From John Ray's shorter notes




11 April, 2023

The social housing bandaid

A prominent architect, Tone Wheeler, advocates more social housing below. It's a pity he is not an economist or a sociologist, in which case he would not have such tunnel vision. What he overlooks is that social housing is mainly a bandaid placed on a sore that governments at all levels have created.

Even poor people have some money, even if only from Centerlink, and many Centerlink clients are satisfactorily housed on that income, even if it's only by living a frugal life and living in boarding houses. So how come there is any need for "social" (charity) housing?

In part it is because some people are feckless at managing their money and the taxpayer is expected to rescue them from their folly. But more often it's because commercially available housing is just so expensive and therefore very difficult to for a family to afford. And that comes down to one thing: supply.

In a market economy there would be much more housing available -- with its attendant lower prices. They are high now because of the restrictions that all levels of government place on new housing. There have always been NIMBYs pushing local government to prevent the release of land for new housing and now we have very expensive new requirements that new builds be "green" in various ways. And it goes on.

So an intelligent advocate of more housing would be attacking the restrictions on building it rather than the old, old and quite insatiable cry of begging for more government handouts


The Commonwealth lost interest in public housing, which fell to 5 per cent of all dwellings in the late 1990s.

After the millennium, privatisation of public housing took off. Existing low-scale projects were sold for redevelopment at higher densities. In return, developers were compelled to set aside a percentage of new dwellings, about 15 per cent, for social and affordable housing. Public housing was rebadged, run by community housing providers, not governments.

The Berejiklian government took to it with alacrity, selling off the public housing at Millers Point, together with the 1980s purpose-built Sirius apartments. Social housing numbers often failed to increase, or even match, the public housing that had been lost, which falls to just 4 per cent of the dwelling stock now.

Today’s rising property values, falling home ownership and greater wage disparity sees 10 per cent of all households seeking social and affordable housing. That’s more than three times the social dwellings currently available. State Labor governments all have plans with various levels of ambition, but most are starved of funds, and want a better-funded CSHA, intensifying the current housing policy debate.

Federal Labor has responded with the Housing Australia Future Fund, where dividends will pay for 30,000 new social dwellings over five years. The need, according to the Greens and many housing demographers, is more like 50,000 each year for 20 years, a tall order when we build less than 100,000 per year now.

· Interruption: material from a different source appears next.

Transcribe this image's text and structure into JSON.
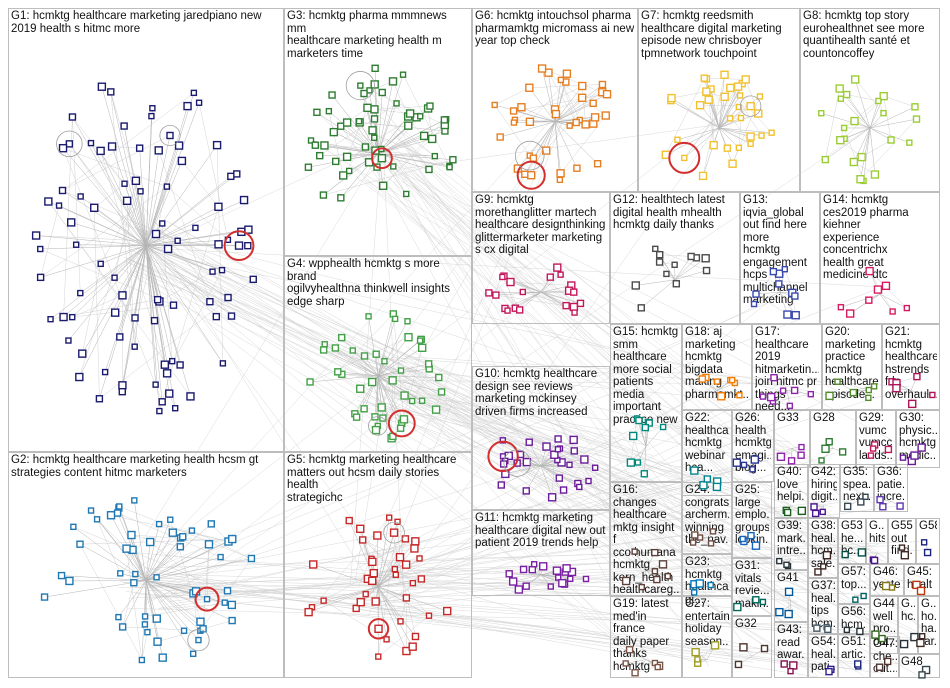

The federal government is crying poor: with a very low tax/GDP ratio it lacks income to address the accumulated debt and demands for the NDIS, defence and submarines.

Anthony Albanese tells the story of his upbringing with a single mum on welfare in public housing, but in denying funding for those social programs for current battlers it seems social housing is not a priority for the federal Labor Party. Instead, it invents a defective magic pudding, and puts an inexperienced minister – Julie Collins – in charge of it.

More than 120 years of governments advocating for middle-class home ownership, rather than public housing, has finally caught up with us. A bold vision, supported by funding, is needed, or we’ll have yet another public housing policy failure, this one of epic proportions.